Srijit informs that whenever a child is part of a show, children at home too start taking interest in the show. “Once a child starts watching such a show, the adults follow suit, which increases viewership,” he says.
Scriptwriter NK Salil, who wrote the initial episodes of the Bengali daily soap Bhakter Bhagaban Shri Krishna, says that one needs to understand the psychology of children before writing the dialogues. He also says that it’s important to write the dialogues in colloquial language, given the children’s (child actors who play Lord Krishna and Balaram) understanding of the language. “Before the shooting began, I was researching and learnt that children attract majority of the audience. We shot a special rice ceremony episode of Lord Krishna and it was a big hit,” says Salil, who has written dialogues of films like Minister Phatakesto and Love Express.

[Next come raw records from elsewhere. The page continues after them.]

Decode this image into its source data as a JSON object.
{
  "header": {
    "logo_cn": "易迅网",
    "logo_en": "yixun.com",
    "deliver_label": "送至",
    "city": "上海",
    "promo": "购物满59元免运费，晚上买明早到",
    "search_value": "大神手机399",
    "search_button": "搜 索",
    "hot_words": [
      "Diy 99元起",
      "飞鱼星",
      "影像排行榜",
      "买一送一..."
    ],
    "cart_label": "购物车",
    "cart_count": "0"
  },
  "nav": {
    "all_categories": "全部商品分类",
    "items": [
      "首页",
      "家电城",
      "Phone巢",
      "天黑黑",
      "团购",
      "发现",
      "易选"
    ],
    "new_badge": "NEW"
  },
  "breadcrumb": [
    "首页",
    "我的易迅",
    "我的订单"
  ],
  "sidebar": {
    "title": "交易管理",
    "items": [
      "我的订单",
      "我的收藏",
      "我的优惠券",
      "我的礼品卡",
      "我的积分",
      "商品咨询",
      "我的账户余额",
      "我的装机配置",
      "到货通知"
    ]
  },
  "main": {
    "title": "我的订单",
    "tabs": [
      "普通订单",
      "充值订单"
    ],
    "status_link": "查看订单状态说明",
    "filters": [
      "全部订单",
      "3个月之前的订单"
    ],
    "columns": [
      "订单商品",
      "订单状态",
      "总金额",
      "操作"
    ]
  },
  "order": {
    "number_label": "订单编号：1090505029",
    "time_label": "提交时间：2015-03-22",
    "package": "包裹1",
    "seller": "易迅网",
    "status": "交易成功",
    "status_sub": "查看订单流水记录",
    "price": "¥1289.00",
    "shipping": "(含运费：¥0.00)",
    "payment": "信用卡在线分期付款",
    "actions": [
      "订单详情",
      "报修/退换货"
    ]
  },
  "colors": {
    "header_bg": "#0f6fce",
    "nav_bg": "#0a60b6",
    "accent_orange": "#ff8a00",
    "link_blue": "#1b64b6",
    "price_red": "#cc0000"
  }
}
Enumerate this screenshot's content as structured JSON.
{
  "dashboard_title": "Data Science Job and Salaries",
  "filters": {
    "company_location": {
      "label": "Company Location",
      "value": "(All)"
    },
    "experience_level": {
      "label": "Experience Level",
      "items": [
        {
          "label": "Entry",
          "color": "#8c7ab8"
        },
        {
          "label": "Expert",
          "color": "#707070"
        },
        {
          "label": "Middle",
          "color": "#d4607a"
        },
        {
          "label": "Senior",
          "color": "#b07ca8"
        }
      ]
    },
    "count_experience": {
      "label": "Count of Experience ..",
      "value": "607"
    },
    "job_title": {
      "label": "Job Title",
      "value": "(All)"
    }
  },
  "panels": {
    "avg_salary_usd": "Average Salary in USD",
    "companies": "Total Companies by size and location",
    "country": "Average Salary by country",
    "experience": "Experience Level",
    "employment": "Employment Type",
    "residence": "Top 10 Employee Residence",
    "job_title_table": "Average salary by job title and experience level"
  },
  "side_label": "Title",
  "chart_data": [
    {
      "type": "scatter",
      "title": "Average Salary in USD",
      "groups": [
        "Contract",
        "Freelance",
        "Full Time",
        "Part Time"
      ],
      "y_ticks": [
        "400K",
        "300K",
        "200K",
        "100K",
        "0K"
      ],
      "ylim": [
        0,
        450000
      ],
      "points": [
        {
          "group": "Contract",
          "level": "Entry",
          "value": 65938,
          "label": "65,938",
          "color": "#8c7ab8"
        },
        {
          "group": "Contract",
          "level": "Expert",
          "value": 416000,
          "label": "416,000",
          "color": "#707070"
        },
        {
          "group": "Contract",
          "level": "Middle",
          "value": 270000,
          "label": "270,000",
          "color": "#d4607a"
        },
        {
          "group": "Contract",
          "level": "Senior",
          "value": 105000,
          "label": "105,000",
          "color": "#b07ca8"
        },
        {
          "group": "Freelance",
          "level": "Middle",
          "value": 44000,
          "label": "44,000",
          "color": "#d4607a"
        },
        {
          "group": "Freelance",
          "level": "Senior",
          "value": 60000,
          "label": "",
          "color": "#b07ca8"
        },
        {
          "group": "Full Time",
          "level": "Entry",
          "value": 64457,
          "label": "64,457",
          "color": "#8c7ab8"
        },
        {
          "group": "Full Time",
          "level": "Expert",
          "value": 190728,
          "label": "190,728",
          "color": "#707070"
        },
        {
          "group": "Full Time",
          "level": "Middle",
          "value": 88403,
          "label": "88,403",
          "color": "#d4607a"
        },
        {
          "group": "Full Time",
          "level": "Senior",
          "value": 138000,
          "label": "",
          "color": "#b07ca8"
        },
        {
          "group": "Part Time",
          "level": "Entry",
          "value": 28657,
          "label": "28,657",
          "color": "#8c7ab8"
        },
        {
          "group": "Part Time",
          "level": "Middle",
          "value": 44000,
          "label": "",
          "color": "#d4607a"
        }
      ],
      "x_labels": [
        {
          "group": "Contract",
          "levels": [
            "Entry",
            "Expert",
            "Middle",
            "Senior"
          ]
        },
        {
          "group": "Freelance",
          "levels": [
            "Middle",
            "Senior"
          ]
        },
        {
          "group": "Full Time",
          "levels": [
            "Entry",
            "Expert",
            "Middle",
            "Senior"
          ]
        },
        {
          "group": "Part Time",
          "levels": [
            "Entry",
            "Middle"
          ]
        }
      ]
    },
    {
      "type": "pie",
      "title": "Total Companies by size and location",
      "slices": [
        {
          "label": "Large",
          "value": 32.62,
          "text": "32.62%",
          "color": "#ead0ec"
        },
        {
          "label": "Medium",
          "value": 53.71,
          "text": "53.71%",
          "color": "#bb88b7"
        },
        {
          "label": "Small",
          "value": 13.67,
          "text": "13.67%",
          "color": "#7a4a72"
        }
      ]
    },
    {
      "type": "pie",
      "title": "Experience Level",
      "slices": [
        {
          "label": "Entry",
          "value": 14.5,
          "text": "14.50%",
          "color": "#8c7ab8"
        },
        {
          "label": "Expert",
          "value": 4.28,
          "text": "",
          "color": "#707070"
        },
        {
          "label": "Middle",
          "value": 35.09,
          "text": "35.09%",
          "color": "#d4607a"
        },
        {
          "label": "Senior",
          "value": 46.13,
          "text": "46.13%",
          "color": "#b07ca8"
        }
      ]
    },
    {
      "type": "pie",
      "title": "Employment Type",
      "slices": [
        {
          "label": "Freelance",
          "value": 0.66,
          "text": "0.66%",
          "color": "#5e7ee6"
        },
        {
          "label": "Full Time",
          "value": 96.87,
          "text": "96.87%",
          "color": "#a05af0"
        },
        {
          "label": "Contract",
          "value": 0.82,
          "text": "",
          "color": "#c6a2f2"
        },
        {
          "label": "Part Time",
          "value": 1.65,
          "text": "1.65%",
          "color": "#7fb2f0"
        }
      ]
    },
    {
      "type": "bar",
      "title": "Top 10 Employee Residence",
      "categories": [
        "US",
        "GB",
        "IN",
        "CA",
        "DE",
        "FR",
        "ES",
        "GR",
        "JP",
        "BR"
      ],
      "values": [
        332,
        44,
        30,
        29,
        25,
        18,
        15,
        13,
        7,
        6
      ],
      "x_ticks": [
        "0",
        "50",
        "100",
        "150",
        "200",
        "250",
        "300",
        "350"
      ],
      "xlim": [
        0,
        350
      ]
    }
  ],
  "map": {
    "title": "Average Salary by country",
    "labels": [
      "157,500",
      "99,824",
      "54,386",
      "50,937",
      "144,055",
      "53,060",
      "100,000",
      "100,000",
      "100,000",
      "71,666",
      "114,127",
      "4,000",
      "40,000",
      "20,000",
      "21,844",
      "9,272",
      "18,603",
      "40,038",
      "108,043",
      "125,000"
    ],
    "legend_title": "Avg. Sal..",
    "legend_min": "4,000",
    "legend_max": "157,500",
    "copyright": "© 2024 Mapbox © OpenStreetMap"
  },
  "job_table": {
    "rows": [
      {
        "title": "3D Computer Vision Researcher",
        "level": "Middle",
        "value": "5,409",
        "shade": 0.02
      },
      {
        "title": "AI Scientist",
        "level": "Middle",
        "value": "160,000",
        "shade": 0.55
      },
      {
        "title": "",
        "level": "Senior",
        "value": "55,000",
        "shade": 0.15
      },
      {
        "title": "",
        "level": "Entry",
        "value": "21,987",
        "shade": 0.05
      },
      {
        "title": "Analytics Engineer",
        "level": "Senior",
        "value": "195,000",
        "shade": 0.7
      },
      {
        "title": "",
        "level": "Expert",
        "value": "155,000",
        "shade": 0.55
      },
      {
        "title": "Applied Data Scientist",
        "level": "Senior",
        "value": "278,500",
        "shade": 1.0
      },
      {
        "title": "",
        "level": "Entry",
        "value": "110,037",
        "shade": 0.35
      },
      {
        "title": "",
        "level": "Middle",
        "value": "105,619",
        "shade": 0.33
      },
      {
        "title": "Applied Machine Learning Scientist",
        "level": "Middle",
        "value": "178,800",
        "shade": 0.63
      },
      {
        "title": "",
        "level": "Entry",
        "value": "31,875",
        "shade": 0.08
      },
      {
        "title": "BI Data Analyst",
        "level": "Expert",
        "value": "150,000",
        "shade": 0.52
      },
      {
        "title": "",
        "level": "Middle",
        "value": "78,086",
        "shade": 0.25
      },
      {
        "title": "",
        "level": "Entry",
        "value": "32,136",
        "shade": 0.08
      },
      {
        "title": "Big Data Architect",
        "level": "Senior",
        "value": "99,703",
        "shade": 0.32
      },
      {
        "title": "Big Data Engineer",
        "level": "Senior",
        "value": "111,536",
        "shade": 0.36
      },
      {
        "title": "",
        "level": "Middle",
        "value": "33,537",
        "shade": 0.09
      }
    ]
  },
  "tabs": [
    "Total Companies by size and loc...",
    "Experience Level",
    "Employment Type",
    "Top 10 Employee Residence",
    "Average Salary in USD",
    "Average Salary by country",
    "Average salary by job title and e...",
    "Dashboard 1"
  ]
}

Dashi director Amit Sengupta says Shyamoupti, the young protagonist of Dashi, understands her character well. “The show has a serious subject but Shyamoupti’s innocence is helping us develop the character,” he says.

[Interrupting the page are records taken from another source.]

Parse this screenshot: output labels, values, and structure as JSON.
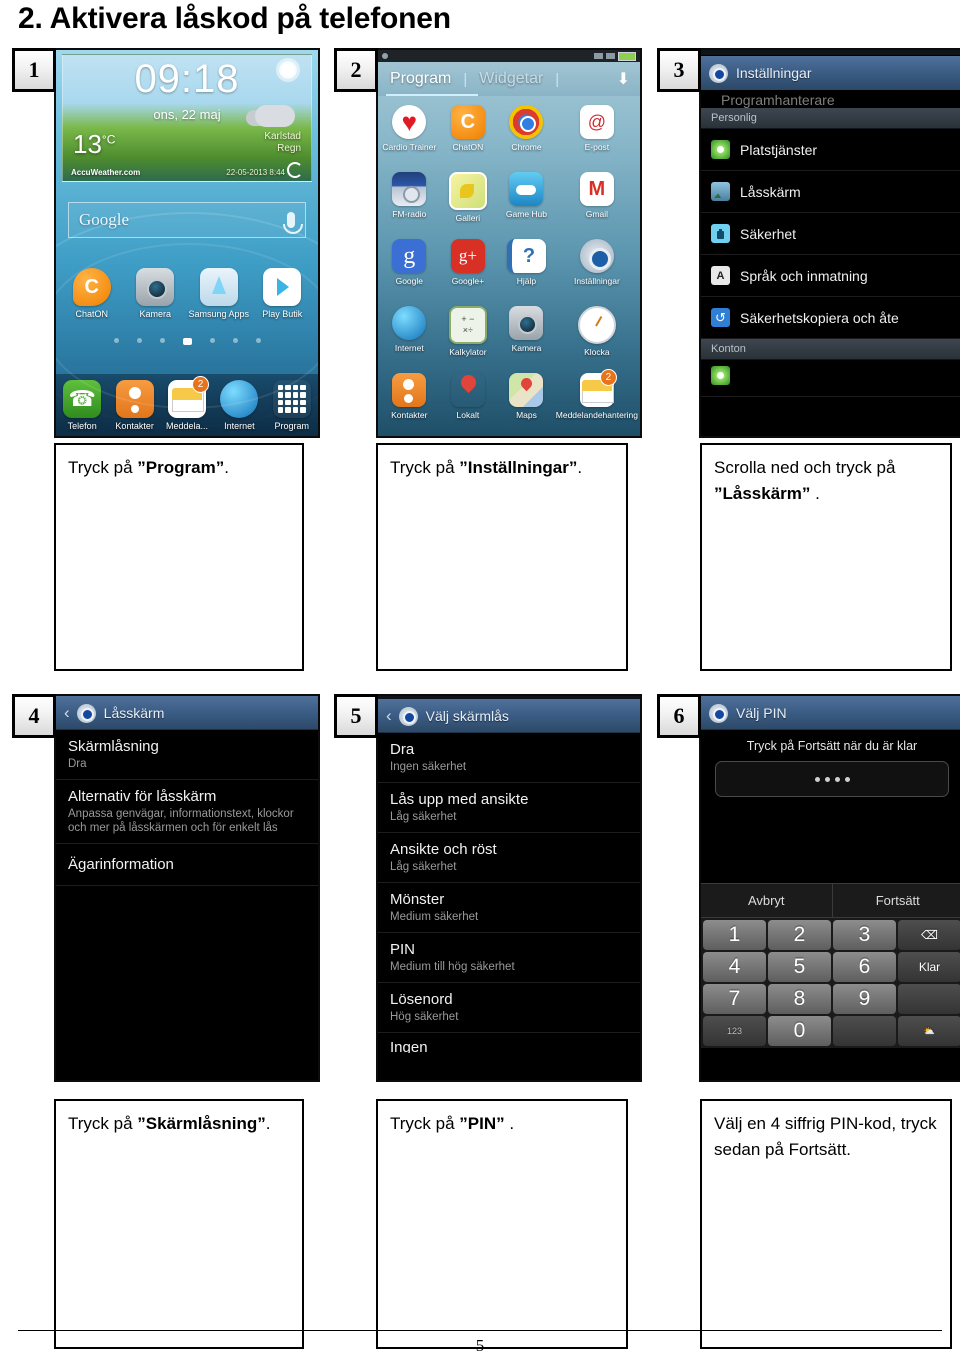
{
  "page": {
    "title": "2. Aktivera låskod på telefonen",
    "number": "5"
  },
  "steps": [
    {
      "number": "1",
      "caption_pre": "Tryck på ",
      "caption_bold": "”Program”",
      "caption_post": "."
    },
    {
      "number": "2",
      "caption_pre": "Tryck på ",
      "caption_bold": "”Inställningar”",
      "caption_post": "."
    },
    {
      "number": "3",
      "caption_pre": "Scrolla ned och tryck på ",
      "caption_bold": "”Låsskärm”",
      "caption_post": " ."
    },
    {
      "number": "4",
      "caption_pre": "Tryck på ",
      "caption_bold": "”Skärmlåsning”",
      "caption_post": "."
    },
    {
      "number": "5",
      "caption_pre": "Tryck på ",
      "caption_bold": "”PIN”",
      "caption_post": " ."
    },
    {
      "number": "6",
      "caption_pre": "Välj en 4 siffrig PIN-kod, tryck sedan på Fortsätt.",
      "caption_bold": "",
      "caption_post": ""
    }
  ],
  "panel1": {
    "widget": {
      "clock": "09:18",
      "date": "ons, 22 maj",
      "temperature": "13",
      "degree": "°C",
      "city": "Karlstad",
      "condition": "Regn",
      "brand": "AccuWeather.com",
      "updated": "22-05-2013 8:44"
    },
    "search": {
      "label": "Google"
    },
    "apps": [
      {
        "label": "ChatON",
        "icon": "chaton-icon"
      },
      {
        "label": "Kamera",
        "icon": "camera-icon"
      },
      {
        "label": "Samsung Apps",
        "icon": "samsung-apps-icon"
      },
      {
        "label": "Play Butik",
        "icon": "play-store-icon"
      }
    ],
    "dock": [
      {
        "label": "Telefon",
        "icon": "phone-icon",
        "badge": ""
      },
      {
        "label": "Kontakter",
        "icon": "contacts-icon",
        "badge": ""
      },
      {
        "label": "Meddela...",
        "icon": "messages-icon",
        "badge": "2"
      },
      {
        "label": "Internet",
        "icon": "browser-icon",
        "badge": ""
      },
      {
        "label": "Program",
        "icon": "app-drawer-icon",
        "badge": ""
      }
    ]
  },
  "panel2": {
    "tabs": {
      "apps": "Program",
      "widgets": "Widgetar",
      "separator": "|",
      "download_icon": "download-icon"
    },
    "apps": [
      {
        "label": "Cardio Trainer",
        "icon": "cardio-trainer-icon"
      },
      {
        "label": "ChatON",
        "icon": "chaton-icon"
      },
      {
        "label": "Chrome",
        "icon": "chrome-icon"
      },
      {
        "label": "E-post",
        "icon": "email-icon"
      },
      {
        "label": "FM-radio",
        "icon": "fm-radio-icon"
      },
      {
        "label": "Galleri",
        "icon": "gallery-icon"
      },
      {
        "label": "Game Hub",
        "icon": "game-hub-icon"
      },
      {
        "label": "Gmail",
        "icon": "gmail-icon"
      },
      {
        "label": "Google",
        "icon": "google-icon"
      },
      {
        "label": "Google+",
        "icon": "google-plus-icon"
      },
      {
        "label": "Hjälp",
        "icon": "help-icon"
      },
      {
        "label": "Inställningar",
        "icon": "settings-icon"
      },
      {
        "label": "Internet",
        "icon": "browser-icon"
      },
      {
        "label": "Kalkylator",
        "icon": "calculator-icon"
      },
      {
        "label": "Kamera",
        "icon": "camera-icon"
      },
      {
        "label": "Klocka",
        "icon": "clock-icon"
      },
      {
        "label": "Kontakter",
        "icon": "contacts-icon"
      },
      {
        "label": "Lokalt",
        "icon": "local-pin-icon"
      },
      {
        "label": "Maps",
        "icon": "maps-icon"
      },
      {
        "label": "Meddelandehantering",
        "icon": "messages-icon"
      }
    ]
  },
  "panel3": {
    "header": "Inställningar",
    "clipped_row": "Programhanterare",
    "section_personal": "Personlig",
    "section_accounts": "Konton",
    "items": [
      {
        "label": "Platstjänster",
        "icon": "location-icon"
      },
      {
        "label": "Låsskärm",
        "icon": "lock-screen-icon"
      },
      {
        "label": "Säkerhet",
        "icon": "security-lock-icon"
      },
      {
        "label": "Språk och inmatning",
        "icon": "language-icon"
      },
      {
        "label": "Säkerhetskopiera och åte",
        "icon": "backup-restore-icon"
      }
    ]
  },
  "panel4": {
    "header": "Låsskärm",
    "back_icon": "back-chevron-icon",
    "gear_icon": "settings-gear-icon",
    "items": [
      {
        "title": "Skärmlåsning",
        "subtitle": "Dra"
      },
      {
        "title": "Alternativ för låsskärm",
        "subtitle": "Anpassa genvägar, informationstext, klockor och mer på låsskärmen och för enkelt lås"
      },
      {
        "title": "Ägarinformation",
        "subtitle": ""
      }
    ]
  },
  "panel5": {
    "header": "Välj skärmlås",
    "back_icon": "back-chevron-icon",
    "gear_icon": "settings-gear-icon",
    "items": [
      {
        "title": "Dra",
        "subtitle": "Ingen säkerhet"
      },
      {
        "title": "Lås upp med ansikte",
        "subtitle": "Låg säkerhet"
      },
      {
        "title": "Ansikte och röst",
        "subtitle": "Låg säkerhet"
      },
      {
        "title": "Mönster",
        "subtitle": "Medium säkerhet"
      },
      {
        "title": "PIN",
        "subtitle": "Medium till hög säkerhet"
      },
      {
        "title": "Lösenord",
        "subtitle": "Hög säkerhet"
      },
      {
        "title": "Ingen",
        "subtitle": ""
      }
    ]
  },
  "panel6": {
    "header": "Välj PIN",
    "gear_icon": "settings-gear-icon",
    "hint": "Tryck på Fortsätt när du är klar",
    "pin_dots": 4,
    "cancel": "Avbryt",
    "continue": "Fortsätt",
    "keys": [
      "1",
      "2",
      "3",
      "4",
      "5",
      "6",
      "7",
      "8",
      "9"
    ],
    "backspace_icon": "backspace-icon",
    "done_key": "Klar",
    "symbols_key": "123",
    "zero_key": "0",
    "mic_icon": "microphone-icon"
  },
  "colors": {
    "actionbar": "#3c5e86",
    "list_bg": "#000000",
    "accent": "#cfefff"
  }
}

However, psychologists show concern over child actors’ declining interest in academics. Despite most directors claiming that young talents are given considerable time to study on the set, Kolkata-based psychiatrist and life coach Dr Siladitya Ray says he has many clients (read child actors) who complain of declining interest in studies once they resume shooting. “The parents are making the children puppets at the cost of academics. After some time, the child loses interest in studies and gets inclined towards other means of entertainment. Surprisingly, parents are okay with children making money,” he says.

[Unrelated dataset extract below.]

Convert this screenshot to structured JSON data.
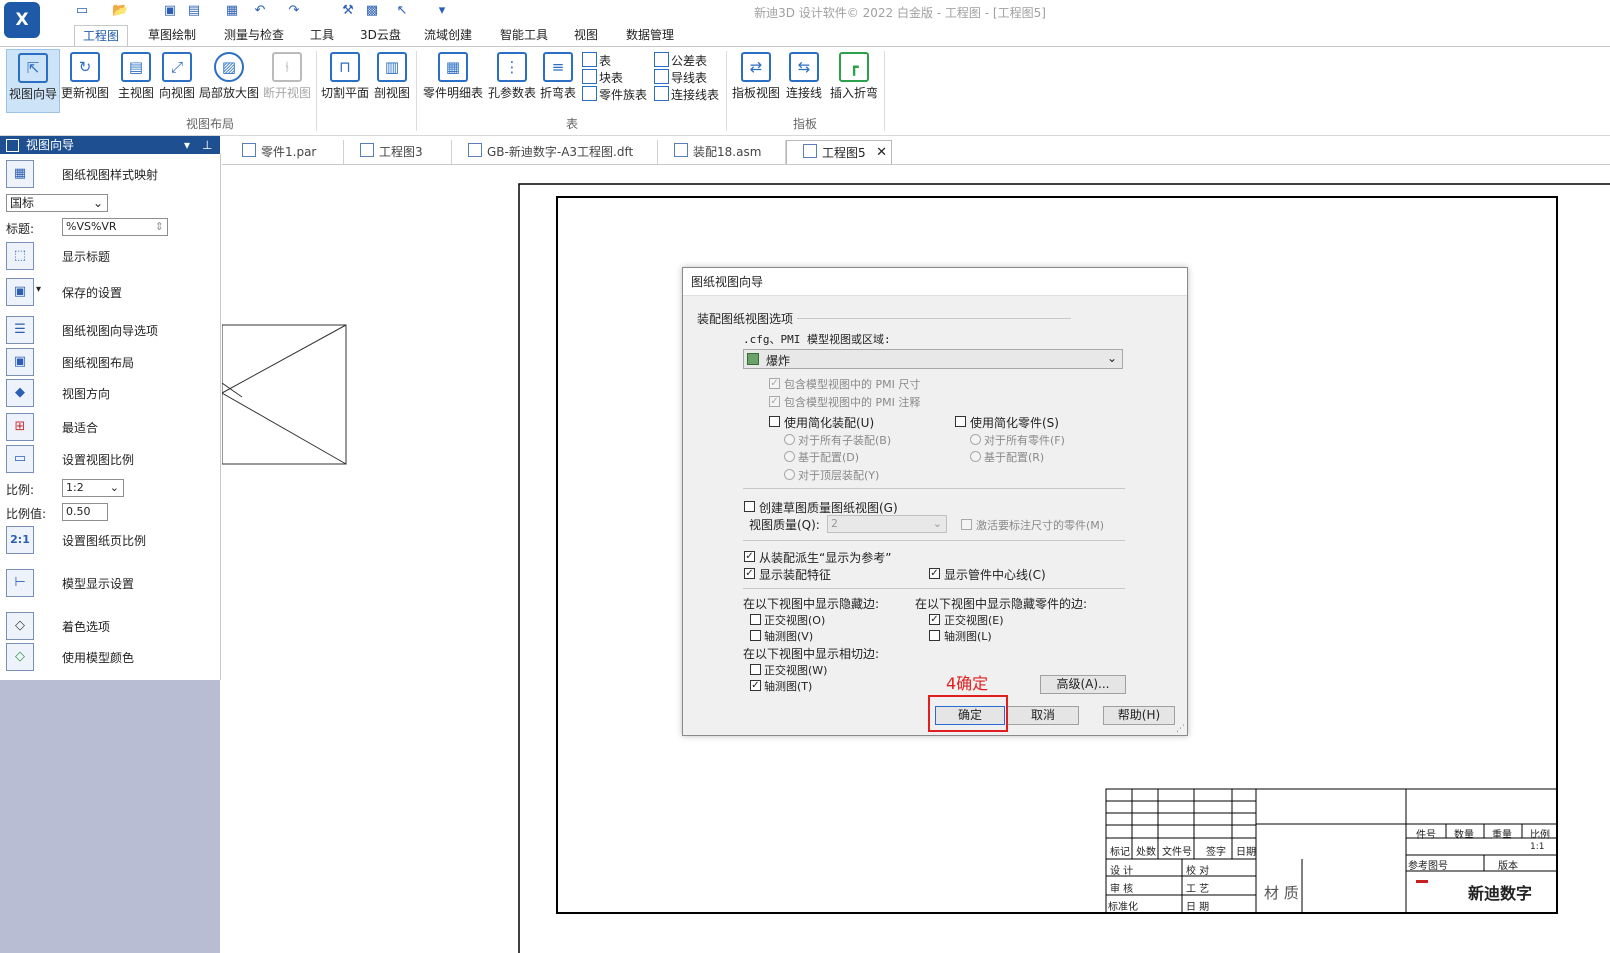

But the child actors say that have no problem balancing academics and shooting. Hiya Dey aka Potol, whose favourite subject is English, shares that she even studies with her make-up on. Her five-year-old co-star Sinchana, who plays Tuli, is quick to add that her favourite subject is mathematics.
Arshiya’s mother Bhaswati Mukherjee informs that she brings books to the set and whenever the little one is not shooting, she makes her study. Director Swarnendu Samaddar of Potol Kumar Gaanwala informs that he makes sure the child actors get to study in between shots. “We have doctors on call. All the actors are like teachers to them. We also have toys for them to play on the set,” he says.
Master filmmaker Satyajit Ray, who had worked with children in a number of films, used to treat them as adults. Sammadar, who believes in Ray’s philosophy, says, “Children are like clay and you can mould them into any desired shape,” he says.
A few days ago, a photograph of Sinchana (Tuli hates Potol because she believes her father, Sujan Kumar, prefers Potol) was doing the rounds on social media and people had commented that such an outburst of negativity by a child should not be shown on television. It affects other children too. However, in real life the two are inseparable on the set.
Debaloy Bhattacharya, the creative director of Phoolmoni, a show which focuses on the relationship between a woman and child from the slum, says that the desperate need to generate high TRPs compels makers to project a child as a villain.
Housewives Ila Kundu and Anu Chakraborty agree in unison that the negative portrayal of Tuli is unhealthy for children. “I don’t let my children watch Potol Kumar Gaanwala because of Tuli. She is so negative,” says Chakraborty.
Dr Siladitya Ray says that today’s children are aggressive, courtesy television, films and advertisements. He also says that there’s tremendous impact of the negative characters on the minds of the children. “These characters majorly affect a child’s psyche. The impact of audio-visual is enormous and it leads to restlessness, short-attention span, and visibility disorder,” he says.